NASA selected proposals from teams led by Blue Origin, Nanoracks and Northrop Grumman in December for funded Space Act Agreements to mature their designs for commercial space stations. The agency has a separate agreement with Axiom Space giving that company access to a port on the ISS to which the company is preparing to attach a series of commercial modules that will later form the core of a stand-alone station.

However, Amy Donahue, a member of the panel, said that NASA plans to issue formal requirements for its use of those stations only in late 2024. “There is very little margin for ensuring a continuous U.S. presence in LEO is maintained” given the planned ISS retirement in 2030, she said.

The concern the panel had, she said, involved human-rating of a commercial station, noting that the current schedule calls for doing so faster than any other agency human spaceflight program since Mercury. “It raises some question about what NASA might do to mitigate the risk of failing to meet this schedule,” she said. “It’s certainly a concern for us from a risk perspective.”

The panel is not the first to warn that NASA’s schedule for replacing the ISS may not be achievable. A report by NASA’s Office of Inspector General last November, just before NASA made its commercial space station awards, warned a commercial station “is not likely to be ready until well after 2030” and that NASA’s schedule for have one or more ready before 2030 “is unrealistic.”

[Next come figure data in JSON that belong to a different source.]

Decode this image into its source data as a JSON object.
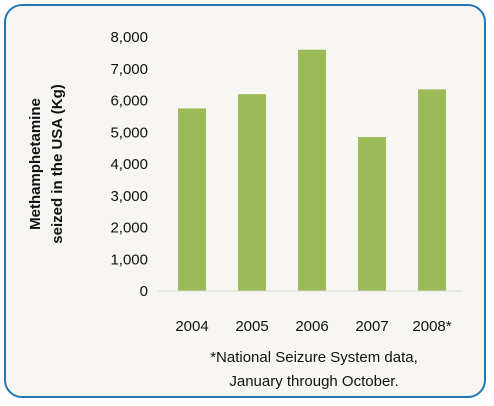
{
  "chart_data": {
    "type": "bar",
    "title": "",
    "xlabel": "",
    "ylabel_lines": [
      "Methamphetamine",
      "seized in the USA (Kg)"
    ],
    "categories": [
      "2004",
      "2005",
      "2006",
      "2007",
      "2008*"
    ],
    "series": [
      {
        "values": [
          5750,
          6200,
          7600,
          4850,
          6350
        ]
      }
    ],
    "ylim": [
      0,
      8000
    ],
    "yticks": [
      0,
      1000,
      2000,
      3000,
      4000,
      5000,
      6000,
      7000,
      8000
    ],
    "ytick_labels": [
      "0",
      "1,000",
      "2,000",
      "3,000",
      "4,000",
      "5,000",
      "6,000",
      "7,000",
      "8,000"
    ],
    "grid": false,
    "legend": "none",
    "bar_color": "#9bbb59",
    "footnote_lines": [
      "*National Seizure System data,",
      "January through October."
    ]
  }
}
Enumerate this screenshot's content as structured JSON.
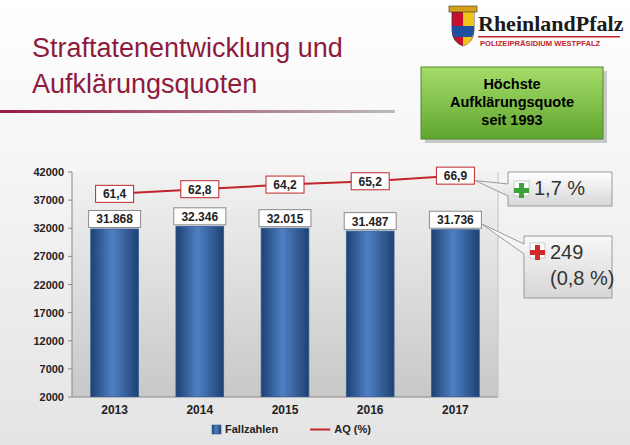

Another issue is resources not just for supporting development of the stations but also NASA’s use of them. “It doesn’t have a forecast or a way to guarantee to providers the extent of NASA’s business once a commercial laboratory is available,” Donahue said. “We also see it as likely that NASA will have to provide bridge funding during the transfer of operations from a fully funded government space station to a fully commercial space station for the duration of time required to develop a robust commercial market.”

“In short,” she concluded, “NASA really needs to acknowledge and plan for the underlying reality that maintaining a continuous human presence on orbit now and into the future is going to require significant government investment.”

Keeping the ISS operating through 2030 faces challenges of its own. Another member of the panel, Mark Sirangelo, noted several issues that both NASA and the safety panel have been tracking, from geopolitical tensions with Russia to pressure shell cracks in a Russian module.

“The ISS is now in its third decade and it is feeling its age,” he said. “It faces new challenges all the time.”

The panel, he said, found no serious issues that threatened the station’s operations, but called on NASA to expedite replacement of the aging spacesuits whose technical problems currently prevent astronauts from performing spacewalks.

Some of those problems are beyond the control of NASA. Sirangelo cited the growing orbital debris population that has sharply increased the number of close approaches, or conjunctions, with the station. “The number of conjunctions with the ISS has increased substantially, and by multiples, over the last two years,” he said.

Much of that is due to the November 2021 demonstration of a Russian antisatellite weapon that destroyed the Cosmos 1408 satellite and created thousands of pieces of debris in orbits that intersect the ISS. He said that, as of June 1, there had been 681 conjunction notifications for the station so far this year. Of the, 505 were linked to debris from that ASAT demonstration.